The electronic version of this article is the complete one and can be found online at:

Published:22 October 2009

© 2009 Najera et al; licensee BioMed Central Ltd.


The attenuated poxvirus vectors MVA and NYVAC are now in clinical trials against HIV/AIDS. Due to the vectors restricted replication capacity in human cells, approaches to enhance their immunogenicity are highly desirable.


Here, we have analyzed the ability of a soluble form of hexameric CD40L (sCD40L) to stimulate specific immune responses to HIV antigens when inoculated in mice during priming with DNA and in the booster with MVA or NYVAC, expressing the vectors HIV-1 Env, Gag, Pol and Nef antigens from clade B.

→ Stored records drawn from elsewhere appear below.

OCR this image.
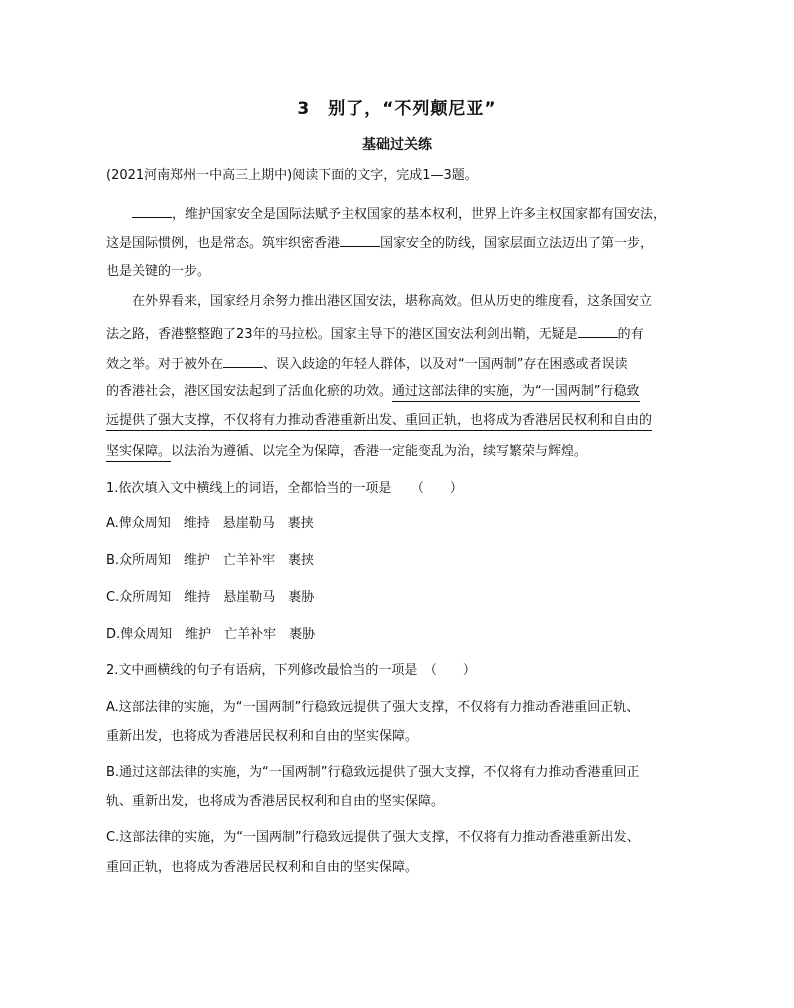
3 别了，“不列颠尼亚”
基础过关练
(2021河南郑州一中高三上期中)阅读下面的文字，完成1—3题。
，维护国家安全是国际法赋予主权国家的基本权利，世界上许多主权国家都有国安法，
这是国际惯例，也是常态。筑牢织密香港	国家安全的防线，国家层面立法迈出了第一步，
也是关键的一步。
在外界看来，国家经月余努力推出港区国安法，堪称高效。但从历史的维度看，这条国安立
法之路，香港整整跑了23年的马拉松。国家主导下的港区国安法利剑出鞘，无疑是	的有
效之举。对于被外在	、误入歧途的年轻人群体，以及对“一国两制”存在困惑或者误读
的香港社会，港区国安法起到了活血化瘀的功效。通过这部法律的实施，为“一国两制”行稳致
远提供了强大支撑，不仅将有力推动香港重新出发、重回正轨，也将成为香港居民权利和自由的
坚实保障。以法治为遵循、以完全为保障，香港一定能变乱为治，续写繁荣与辉煌。
1.依次填入文中横线上的词语，全都恰当的一项是　　（　　）
A.俾众周知　维持　悬崖勒马　裹挟
B.众所周知　维护　亡羊补牢　裹挟
C.众所周知　维持　悬崖勒马　裹胁
D.俾众周知　维护　亡羊补牢　裹胁
2.文中画横线的句子有语病，下列修改最恰当的一项是　（　　）
A.这部法律的实施，为“一国两制”行稳致远提供了强大支撑，不仅将有力推动香港重回正轨、
重新出发，也将成为香港居民权利和自由的坚实保障。
B.通过这部法律的实施，为“一国两制”行稳致远提供了强大支撑，不仅将有力推动香港重回正
轨、重新出发，也将成为香港居民权利和自由的坚实保障。
C.这部法律的实施，为“一国两制”行稳致远提供了强大支撑，不仅将有力推动香港重新出发、
重回正轨，也将成为香港居民权利和自由的坚实保障。
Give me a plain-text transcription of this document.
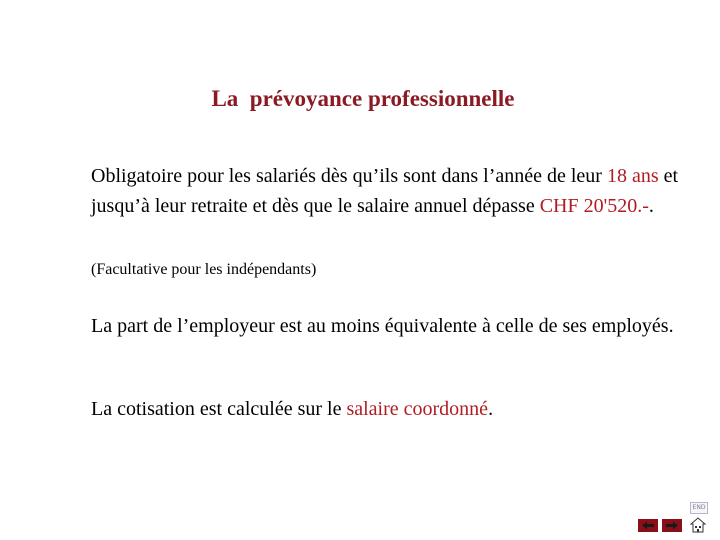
La  prévoyance professionnelle
Obligatoire pour les salariés dès qu’ils sont dans l’année de leur 18 ans et jusqu’à leur retraite et dès que le salaire annuel dépasse CHF 20'520.-.
(Facultative pour les indépendants)
La part de l’employeur est au moins équivalente à celle de ses employés.
La cotisation est calculée sur le salaire coordonné.
END
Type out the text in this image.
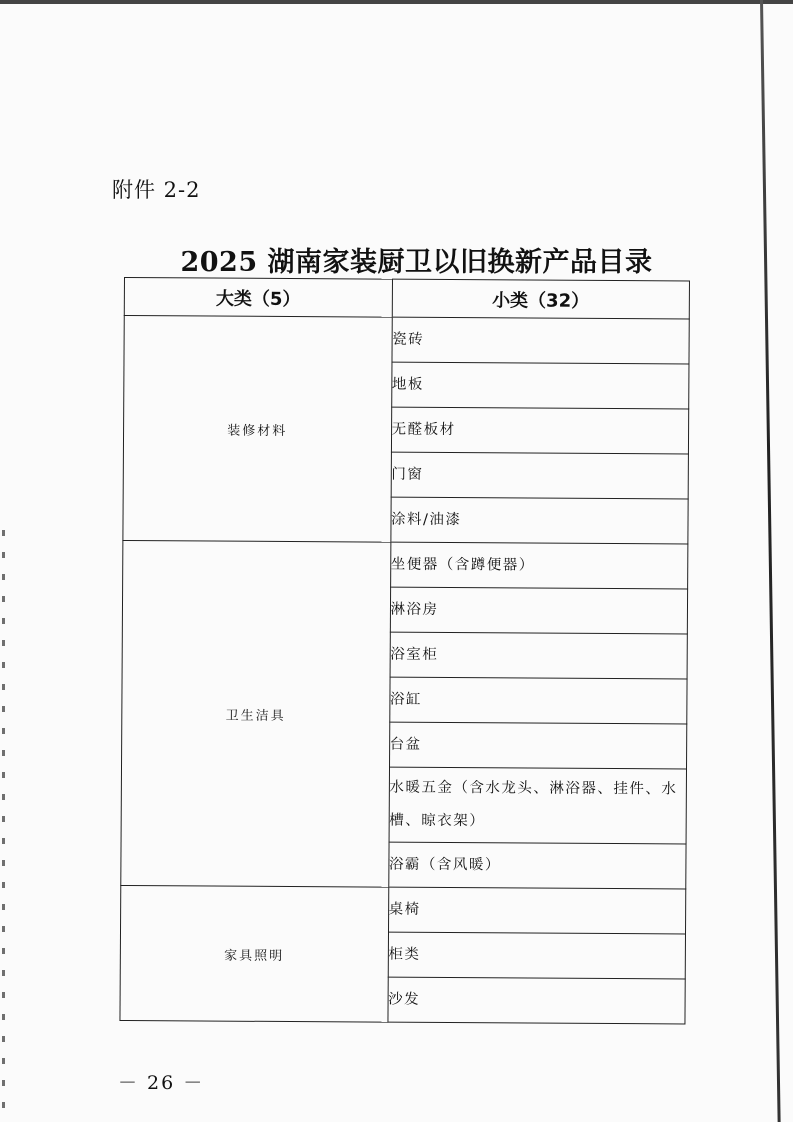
附件 2-2
2025 湖南家装厨卫以旧换新产品目录
大类（5）	小类（32）
装修材料	瓷砖
	地板
	无醛板材
	门窗
	涂料/油漆
卫生洁具	坐便器（含蹲便器）
	淋浴房
	浴室柜
	浴缸
	台盆
	水暖五金（含水龙头、淋浴器、挂件、水槽、晾衣架）
	浴霸（含风暖）
家具照明	桌椅
	柜类
	沙发
－ 26 －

Our findings revealed that sCD40L in DNA/poxvirus combination enhanced the magnitude about 2-fold (DNA-B/MVA-B) and 4-fold (DNA-B/NYVAC-B), as well as the breath of the HIV antigen specific cellular immune responses. sCD40L was necessary in both prime and boost inoculations triggering a potent polarization of the the response towards a Th1 type. In DNA-B/NYVAC-B regime the addition of sCD40L significantly enhanced the humoral immune response against HIV gp160, but not in DNA-B/MVA-B combination.


These findings provided evidence for the immunostimulatory benefit od sCD40L when DNA and the poxvirus vectors MVA and NYVAC are used as immunogens.